The first issue is that SARS-CoV-2 seems to cause T cells to infiltrate the brain after infection, “and that does not happen with influenza, it’s not a typical thing,” Dr Leonardi says.
There’s also concern about the role that T cells might be playing in long covid – particularly with neurological symptoms – with one study suggesting that T cells could affect learning, memory and the experience of pain in long covid.

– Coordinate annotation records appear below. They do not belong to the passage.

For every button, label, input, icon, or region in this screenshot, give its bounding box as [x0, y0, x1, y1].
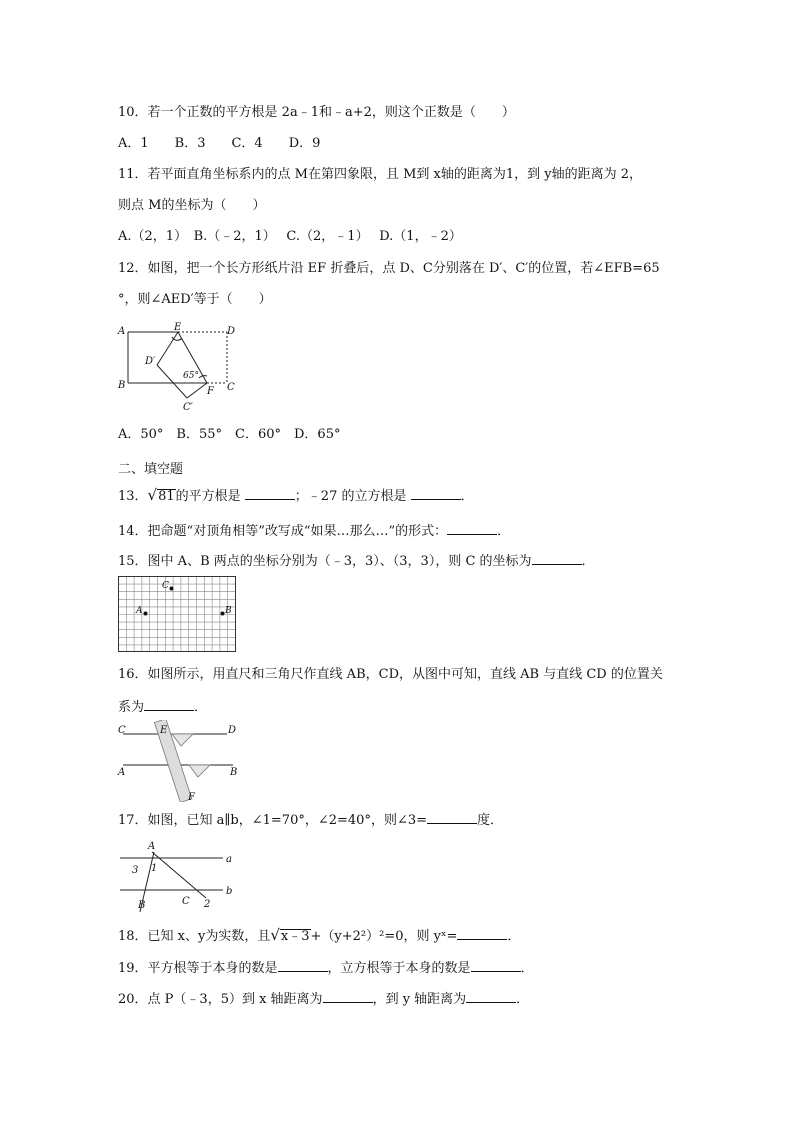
q12-label-f: F	[207, 386, 214, 397]
q13-blank1[interactable]	[245, 487, 295, 500]
q19-blank2[interactable]	[471, 959, 521, 972]
q12-options: A．50° B．55° C．60° D．65°	[118, 427, 341, 442]
q20-blank2[interactable]	[466, 990, 516, 1003]
q15	[118, 552, 595, 570]
q16-line1: 16．如图所示，用直尺和三角尺作直线 AB，CD，从图中可知，直线 AB 与直线 CD 的位置关	[118, 667, 663, 682]
q11-options: A.（2，1） B.（﹣2，1） C.（2，﹣1） D.（1，﹣2）	[118, 229, 462, 244]
q13-blank2[interactable]	[411, 487, 461, 500]
q17	[118, 811, 503, 829]
q13-end: ．	[460, 489, 474, 504]
q16-end: ．	[194, 700, 208, 715]
q13	[118, 487, 474, 505]
q16-line2	[118, 698, 207, 716]
q15-end: ．	[581, 554, 595, 569]
q14	[118, 522, 510, 540]
q15-blank[interactable]	[532, 552, 582, 565]
q19-end: ．	[520, 961, 534, 976]
q16-line2-text: 系为	[118, 700, 145, 715]
q17-angle-2: 2	[204, 899, 211, 910]
q18-pre: 18．已知 x、y为实数，且	[118, 929, 271, 944]
q14-blank[interactable]	[447, 522, 497, 535]
q18-radicand: x﹣3	[280, 929, 310, 944]
q18-end: ．	[507, 929, 521, 944]
q17-blank[interactable]	[427, 811, 477, 824]
q16-label-f: F	[188, 792, 195, 802]
q12-label-cprime: C′	[183, 402, 193, 413]
q19	[118, 959, 534, 977]
q16-label-d: D	[228, 725, 237, 736]
q12-label-d: D	[227, 326, 236, 337]
q17-label-c: C	[182, 896, 190, 907]
q10-options: A．1 B．3 C．4 D．9	[118, 136, 321, 151]
radical-sign: √	[270, 926, 280, 944]
q17-label-b: B	[138, 900, 146, 911]
q20-text2: ，到 y 轴距离为	[372, 992, 467, 1007]
q18-blank[interactable]	[457, 927, 507, 940]
q16-figure	[115, 720, 240, 802]
q20-end: ．	[516, 992, 530, 1007]
q18-post: +（y+2²）²=0，则 yˣ=	[310, 929, 458, 944]
q12-stem-line2: °，则∠AED′等于（ ）	[118, 292, 272, 307]
q17-label-line-b: b	[226, 886, 233, 897]
q12-figure	[115, 320, 245, 415]
q19-text1: 19．平方根等于本身的数是	[118, 961, 278, 976]
section-title: 二、填空题	[118, 462, 184, 477]
q13-text2: ；﹣27 的立方根是	[294, 489, 411, 504]
q16-blank[interactable]	[144, 698, 194, 711]
q13-num: 13．	[118, 489, 148, 504]
q15-label-b: B	[225, 606, 232, 616]
q10-stem: 10．若一个正数的平方根是 2a﹣1和﹣a+2，则这个正数是（ ）	[118, 105, 515, 120]
q12-stem-line1: 12．如图，把一个长方形纸片沿 EF 折叠后，点 D、C分别落在 D′、C′的位置，若∠EFB=65	[118, 261, 660, 276]
q15-label-c: C	[162, 581, 169, 591]
q17-angle-3: 3	[132, 865, 139, 876]
q19-text2: ，立方根等于本身的数是	[327, 961, 471, 976]
q19-blank1[interactable]	[278, 959, 328, 972]
q17-figure	[118, 838, 238, 914]
q17-text: 17．如图，已知 a∥b，∠1=70°，∠2=40°，则∠3=	[118, 813, 428, 828]
q17-label-line-a: a	[226, 854, 232, 865]
q20-blank1[interactable]	[323, 990, 373, 1003]
q12-angle-label: 65°	[183, 371, 199, 381]
q17-angle-1: 1	[151, 863, 158, 874]
q16-label-b: B	[230, 767, 238, 778]
q12-label-e: E	[174, 322, 182, 333]
q12-label-c: C	[227, 382, 235, 393]
q15-grid-figure	[118, 576, 236, 652]
q12-label-a: A	[118, 326, 126, 337]
q17-end: 度．	[477, 813, 504, 828]
q11-stem-line1: 11．若平面直角坐标系内的点 M在第四象限，且 M到 x轴的距离为1，到 y轴的距离为 2，	[118, 167, 643, 182]
radical-sign: √	[147, 486, 158, 504]
q16-label-a: A	[118, 767, 126, 778]
q12-label-dprime: D′	[145, 356, 156, 367]
q16-label-e: E	[160, 725, 168, 736]
q17-label-a: A	[148, 841, 156, 852]
q20-text1: 20．点 P（﹣3，5）到 x 轴距离为	[118, 992, 323, 1007]
q12-label-b: B	[118, 380, 126, 391]
q18	[118, 927, 520, 945]
q15-text: 15．图中 A、B 两点的坐标分别为（﹣3，3）、（3，3），则 C 的坐标为	[118, 554, 532, 569]
q13-text1: 的平方根是	[175, 489, 245, 504]
q20	[118, 990, 529, 1008]
q13-radicand: 81	[158, 489, 175, 504]
q15-label-a: A	[136, 606, 143, 616]
q11-stem-line2: 则点 M的坐标为（ ）	[118, 198, 266, 213]
q14-text: 14．把命题“对顶角相等”改写成“如果…那么…”的形式：	[118, 524, 448, 539]
q14-end: ．	[497, 524, 511, 539]
q16-label-c: C	[118, 725, 126, 736]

Dr Leonardi is also worried that with repeated covid infection, T cell populations may get depleted and exhausted. “The T cell immunity, even though you have long-lived B cells and T cells, it doesn’t necessarily suffice for all people in prevention of severe illness, especially if you’re aged,” Dr Leonardi says. “What you need are antibodies, and the problem is the antibodies are the ones that fade first.”
So what does the future hold for those antibodies, particularly as SARS-CoV-2 continues to mutate and generate new variants? Professor Berry says that the inevitable waning of antibody levels after vaccination means those who are most vulnerable to severe disease – the elderly, chronically ill and immunocompromised – will likely need a fourth dose to restore their antibody protection.
She also sees covid vaccination as evolving to be something like influenza vaccination, and perhaps even happening in conjunction with it. “We’ll probably have to have annual vaccines, maybe in combination with the flu vaccine,” she says.
Professor Weiskopf also imagines a future in which covid vaccines are offered annually, just like influenza vaccines, either adapted to a new variant or to boost antibody levels against an existing variant. But she says there are still many questions to be answered about what the best covid protection looks like, and how that immunity can be measured.
“There’s other viral diseases or infections where we still don’t know after 20 years what the correlate of protection is,” she says. “We have a very good understanding of six to nine months after infection or vaccination [for covid], but we don’t know what happens in two years.”